I'm creased because of the same predictable arguments presented after each mass shooting. Everyone has their own opinion on gun control and their favorite indisputable set of statistics to trot out and shout at anyone who disagrees. I'm livid that we're the only industrialized nation where this kind of crime happens on a regular basis. I'm apoplectic that we have the power to prevent these killings and choose not to do it because of the special interests of a wealthy and powerful lobbyist group. I am outraged by those who value their gun ownership more than they do human life. I am flustered how terrorism is always the scapegoat for minority shooters, but white shooters are always described as lone wolves.

I am seething at politicians who continually defund mental health care, then say mass shootings happen because of a mental health crisis in America. I am irritated by every tweet and PR statement from politicians who say they're offering thoughts and prayers for the victims, especially from those who refuse to discuss any legislation could help us avoid more senseless violence. They remind me of the apostle Paul's letter to James, explaining how faith unaccompanied by action is dead.

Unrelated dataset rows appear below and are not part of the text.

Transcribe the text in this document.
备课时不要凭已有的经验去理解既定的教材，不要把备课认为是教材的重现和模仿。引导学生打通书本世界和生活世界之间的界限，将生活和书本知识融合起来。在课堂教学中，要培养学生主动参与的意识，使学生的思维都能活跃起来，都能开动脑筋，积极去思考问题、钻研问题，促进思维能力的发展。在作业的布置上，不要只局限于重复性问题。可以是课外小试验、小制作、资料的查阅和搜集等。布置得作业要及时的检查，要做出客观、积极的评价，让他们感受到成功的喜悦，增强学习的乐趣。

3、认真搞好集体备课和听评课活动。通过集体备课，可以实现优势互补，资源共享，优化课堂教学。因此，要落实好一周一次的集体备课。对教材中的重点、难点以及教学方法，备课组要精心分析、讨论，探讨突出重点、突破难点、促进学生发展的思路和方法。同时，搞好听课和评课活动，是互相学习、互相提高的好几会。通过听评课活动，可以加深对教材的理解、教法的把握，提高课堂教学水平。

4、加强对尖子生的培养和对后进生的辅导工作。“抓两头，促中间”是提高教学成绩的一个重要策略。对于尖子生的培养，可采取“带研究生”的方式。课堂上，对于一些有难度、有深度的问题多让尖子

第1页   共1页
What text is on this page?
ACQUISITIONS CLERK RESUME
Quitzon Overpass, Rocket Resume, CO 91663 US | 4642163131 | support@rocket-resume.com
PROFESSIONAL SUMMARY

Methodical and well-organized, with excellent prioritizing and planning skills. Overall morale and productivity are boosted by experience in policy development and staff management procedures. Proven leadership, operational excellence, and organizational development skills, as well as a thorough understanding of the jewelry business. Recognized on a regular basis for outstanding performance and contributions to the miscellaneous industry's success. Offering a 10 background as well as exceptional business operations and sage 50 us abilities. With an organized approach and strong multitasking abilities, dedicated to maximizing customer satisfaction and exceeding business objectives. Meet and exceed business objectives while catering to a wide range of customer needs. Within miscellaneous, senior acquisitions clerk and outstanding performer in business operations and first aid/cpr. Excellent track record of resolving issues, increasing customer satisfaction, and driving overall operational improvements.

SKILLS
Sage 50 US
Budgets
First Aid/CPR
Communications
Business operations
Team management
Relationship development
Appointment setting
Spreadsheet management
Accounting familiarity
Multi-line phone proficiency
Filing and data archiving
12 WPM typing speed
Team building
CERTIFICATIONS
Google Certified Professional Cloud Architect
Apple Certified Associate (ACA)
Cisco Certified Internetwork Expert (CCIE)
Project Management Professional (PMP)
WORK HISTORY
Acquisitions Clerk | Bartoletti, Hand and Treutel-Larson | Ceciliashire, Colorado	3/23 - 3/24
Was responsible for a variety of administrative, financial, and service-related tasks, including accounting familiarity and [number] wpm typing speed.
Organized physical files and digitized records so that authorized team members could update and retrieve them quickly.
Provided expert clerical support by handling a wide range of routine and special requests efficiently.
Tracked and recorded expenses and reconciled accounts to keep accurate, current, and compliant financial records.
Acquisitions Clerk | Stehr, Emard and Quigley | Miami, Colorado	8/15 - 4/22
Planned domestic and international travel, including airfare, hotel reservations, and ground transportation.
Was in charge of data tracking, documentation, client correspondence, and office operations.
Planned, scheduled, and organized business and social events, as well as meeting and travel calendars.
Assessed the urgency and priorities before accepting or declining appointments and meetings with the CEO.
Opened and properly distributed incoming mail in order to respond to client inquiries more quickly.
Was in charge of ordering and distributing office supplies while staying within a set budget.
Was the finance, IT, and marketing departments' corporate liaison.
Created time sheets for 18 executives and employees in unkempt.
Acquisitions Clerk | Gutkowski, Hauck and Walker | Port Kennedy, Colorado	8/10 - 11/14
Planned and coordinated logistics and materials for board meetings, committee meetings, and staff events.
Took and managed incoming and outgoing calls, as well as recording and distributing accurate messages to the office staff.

I'm indignant. But I am also scared. Because these shootings are far too frequent. More than that, they're shooting close to home. Too close.

To begin, last Monday's shooting happened at the tail end of a music festival, mirroring the attack at an Ariana Grande concert in London last spring and the massacre in Paris nearly two years ago at a club where Eagles of Death metal were performing. My brother works as a concert promoter. He and I both have friends in the music business: performers and producers and promoters and technicians whose lives revolve around the stage and the road. All of them are hyper sensitive to the reality we live in, their world is now a target for those who wish to cause unbelievable harm to a large number of people. Music is not the only way to earn a living on a stage. I also have friends who are actors and public speakers. Our world needs these people and I do not want to see one of their events in a deadly headline.

Outside of the entertainment industry, I have several friends who are pastors, ministers, church volunteers, and laypeople who spend much of their time in houses of worship. Churches, temples, synagogues, and mosques are not immune to this kind of violence. Historically, African American churches were terrorized by white supremacists across the south. Bombing, arson, gunfire. Even into the late 80s, the Aryan Nations attempted to murder a catholic priest and human rights activist in Coeur d'Alene. More recently, religious facilities have been the sites of shootings. A few weeks ago in Nashville. The EAME church in Charleston two years ago. A Sikh temple in 2012. And ten years ago, a shooter ended his rampage at a church in Moscow Idaho, a city about an hour and a half south of me. It is a sad state of life where I know terror can affect many of those I love the most in a place that should be a refuge.

Then there are schools, the most common location for mass shootings in America. I'm a dad. It should be more than obvious I am concerned for the safety and welfare of my kids. Earlier this week, a student at the high school my son will probably attend received threats she would be shot. A month ago, there was a shooting at Freeman HS in a small town about 15 minutes south of my girlfriend's house. And three years ago, a gunman killed four students at MPHS, my school, where I graduated in 1997. I grieve these shootings as they have hit so close to home and I often feel helpless to protect my own children.

This is not just a suburban issue. Or a teenage issue. School shootings have struck every level of education from elementary schools to universities; public and private schools; in urban districts, the suburbs, and rural communities. There have been nearly 200 school shootings since Columbine. Twice as many have been killed or injured in these attacks. This is a risk facing every family in America.

And we're not going to do anything about it. Why? Because we love our guns too much. This national fetish will continue to infect every corner of society and the body count will grow to staggering levels. As long as the best we can do in response is to offer thoughts and prayers, I'm going to stay angry. I have a feeling I might be waiting a while.